Use These Check-Up Tips To Maximize Your Stock Market Profits
Plenty of people subscribe to the “set it and forget it” mentality when it comes to investing - depositing a bunch of money in their 401k (among other accounts) and stepping away to let the stock market work its magic. And while the hands-off approach is one of the more appealing aspects of investing, there are benefits to checking up on your portfolio, whether that’s once every few months or only once a year.
A portfolio check-up includes looking at your investment goals, your risk tolerance, your time horizons per each investment, and how you are situated financially.

When you’re checking on your portfolio, there are a few tips to keep in mind that will help you make appropriate adjustments and end up maximizing your profits in the long run. Here are some top tips for portfolio checkups.

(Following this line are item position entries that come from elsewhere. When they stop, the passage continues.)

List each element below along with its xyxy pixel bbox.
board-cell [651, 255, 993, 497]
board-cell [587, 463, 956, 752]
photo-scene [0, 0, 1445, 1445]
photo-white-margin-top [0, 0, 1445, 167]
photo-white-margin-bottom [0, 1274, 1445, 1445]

1. Check How Your Goals Are Aligned With Your Investment Journey
One way to check up on your investment goals is by using the SMART acronym. This means your goals are
Specific: Calculate your specific FIRE number.
Measurable: this will give you a measure of how far away you are from achieving financial independence.
Achievable: Is your goal achievable? If your expected annual expenses are based on your current budget, it should be.
Relevant: Take a look at your current situation. Is your FIRE number still relevant to your current situation? Will you still be living in the same way when you reach retirement?
Time-Based: How much time will it take to reach your FIRE goals based on these investments and their annual returns?
These are all vital things to consider when checking up on your investment portfolio and your FIRE goals. Using SMART is a good way to ensure you’re keeping up with your goals.
2. Reconsider Your Asset Allocations
It’s important to look at the asset allocations in your portfolio and consider whether you need to rebalance them. Your initial asset allocations relate to your current risk tolerance, but over time the stock market changes, and your asset allocations can shift. A big shift in the market can lead to your allocations being misaligned with your risk tolerance.
Rebalancing is an important part of investing for FIRE as it helps you to minimize risk and optimize returns, particularly as your portfolio grows and your allocations change. It is one of the primary reasons why the “set it and forget it” mentality isn’t always going to work.